For many couples, sexual intercourse is a safe space where they can be vulnerable, knowing that they can reach out to their partner, and their partner will reach back. No matter what you are experiencing while working through sex and grief, the goal is not to force one behavior or another but to communicate so that you can return to that safe space when the time is right.
How to talk about sex while grieving
So how do you open the door? How do you start the conversation?
Changing the conversation from emotional to sexual needs shifts the focus from processing emotions to mutual needs in the present moment. This can be a difficult transition, and it’s not uncommon for couples to miss it altogether. The conversation you need to have will depend on if you are supporting someone who is grieving or experiencing grief.
If you are supporting someone who is grieving
If you are in the supportive role, the conversation should start with stating what you feel. It might sound something like, “I listen to you, and I feel so tender. I want to make love to you, but I’m wondering what you’re feeling and if you want that, if you need that.”
Perhaps your partner will respond, or maybe they aren’t ready, but approaching the topic makes space for future discussions or other forms of physical intimacy.
If you are grieving
If you are grieving, try to be open about how you feel to help your partner understand you and give them insight into what’s going on. I want to encourage you to be as plain as you can in communicating this. Making love is such a connector, but sometimes you might not be ready for it. Or the vulnerability of sharing a sexual moment might break open your grief, and maybe you’re not prepared for that.
Instead, reflect on where you are and use that as a springboard to connect with your partner.
Even if you don't feel like having sex, you can talk about what it’s like not to want to have sex right now. Perhaps you need holding and touch instead and feel that as deeply reassuring. You can still engage and create space for sexual intimacy when you are ready.
You might try saying, “I’m so bottled up and choked with my grief. I just can’t think about sex. I’m afraid I would feel too much, and I can’t bear it. I want you to know you are so important to me, though, and I love that you are willing to be there for me.”

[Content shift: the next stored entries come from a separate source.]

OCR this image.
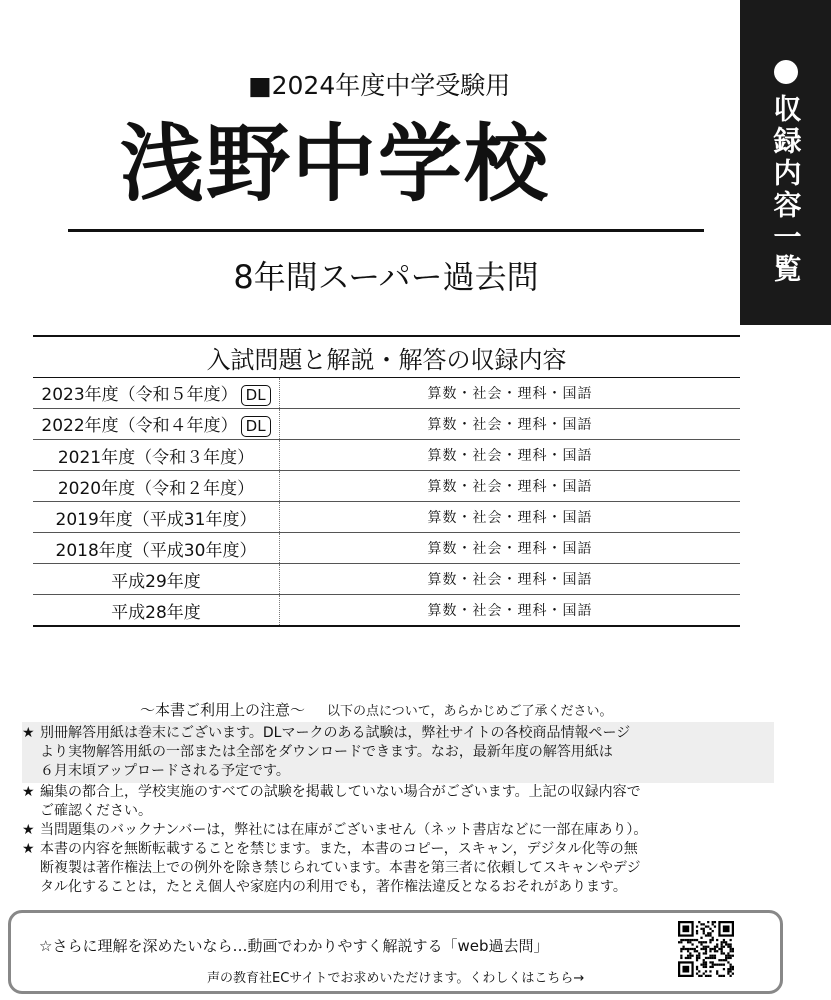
収録内容一覧
■2024年度中学受験用
浅野中学校
8年間スーパー過去問
入試問題と解説・解答の収録内容	
2023年度（令和５年度） DL	算数・社会・理科・国語
2022年度（令和４年度） DL	算数・社会・理科・国語
2021年度（令和３年度）	算数・社会・理科・国語
2020年度（令和２年度）	算数・社会・理科・国語
2019年度（平成31年度）	算数・社会・理科・国語
2018年度（平成30年度）	算数・社会・理科・国語
平成29年度	算数・社会・理科・国語
平成28年度	算数・社会・理科・国語
〜本書ご利用上の注意〜 以下の点について，あらかじめご了承ください。
★ 別冊解答用紙は巻末にございます。DLマークのある試験は，弊社サイトの各校商品情報ページ
より実物解答用紙の一部または全部をダウンロードできます。なお，最新年度の解答用紙は
６月末頃アップロードされる予定です。
★ 編集の都合上，学校実施のすべての試験を掲載していない場合がございます。上記の収録内容で
ご確認ください。
★ 当問題集のバックナンバーは，弊社には在庫がございません（ネット書店などに一部在庫あり）。
★ 本書の内容を無断転載することを禁じます。また，本書のコピー，スキャン，デジタル化等の無
断複製は著作権法上での例外を除き禁じられています。本書を第三者に依頼してスキャンやデジ
タル化することは，たとえ個人や家庭内の利用でも，著作権法違反となるおそれがあります。
☆さらに理解を深めたいなら…動画でわかりやすく解説する「web過去問」
声の教育社ECサイトでお求めいただけます。くわしくはこちら→
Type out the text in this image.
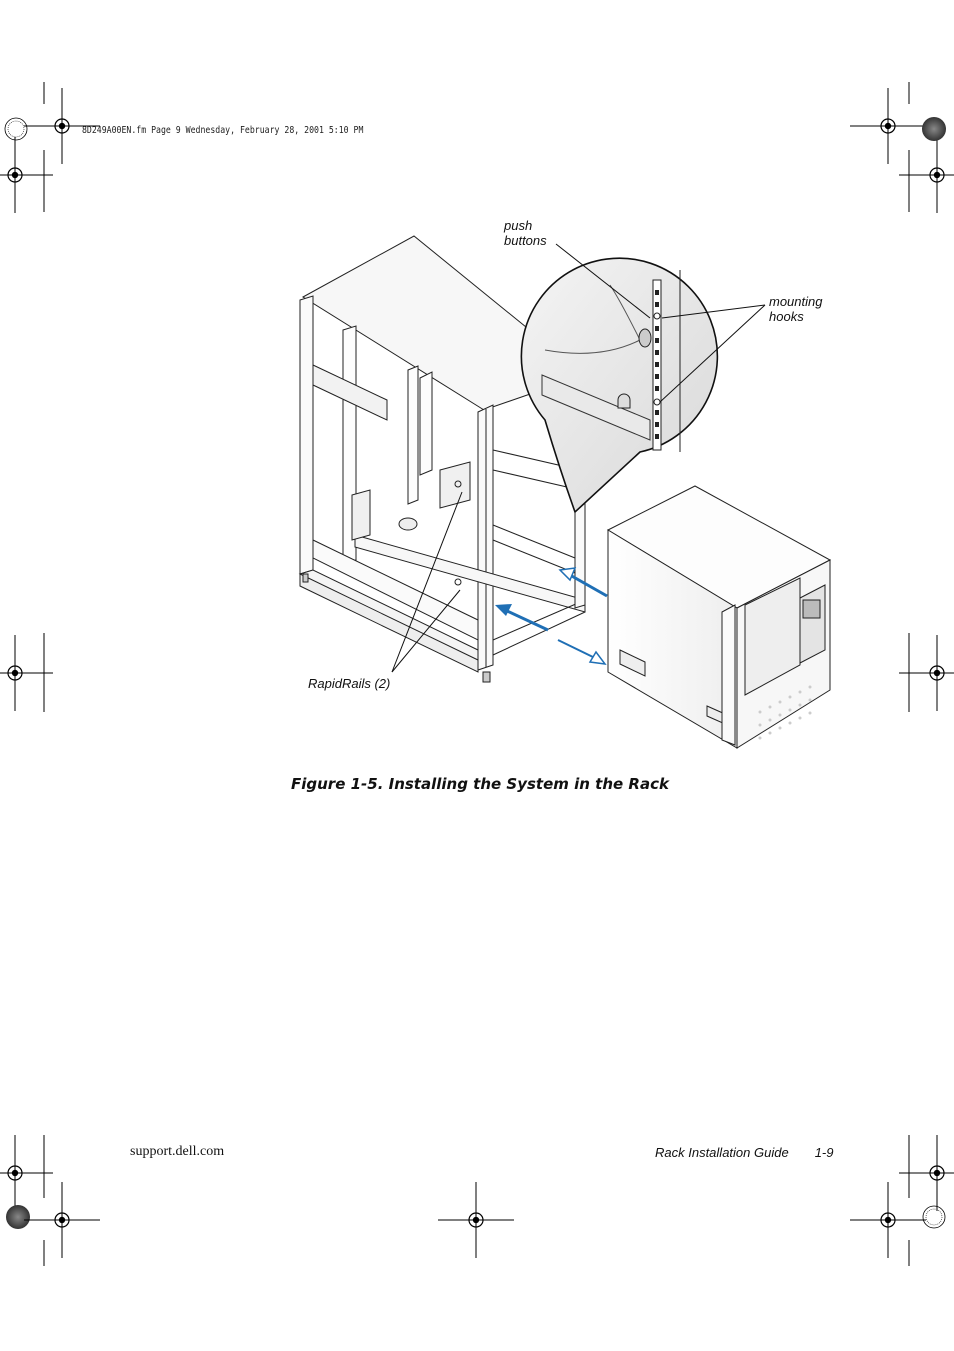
8D249A00EN.fm Page 9 Wednesday, February 28, 2001 5:10 PM
push
buttons
mounting
hooks
RapidRails (2)
Figure 1-5. Installing the System in the Rack
support.dell.com	Rack Installation Guide 1-9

On the other hand, if your sex drive is high, your conversation might look more like, “I just have so much need right now… sex feels like life to me and gives me relief from my sadness. If we could make love more often in this season, I really think it would help me.”
If you hide from these conversations, it can create more isolation in a period where you are already feeling isolated. If ever there were a time when we need connection, it’s when we’re in grief.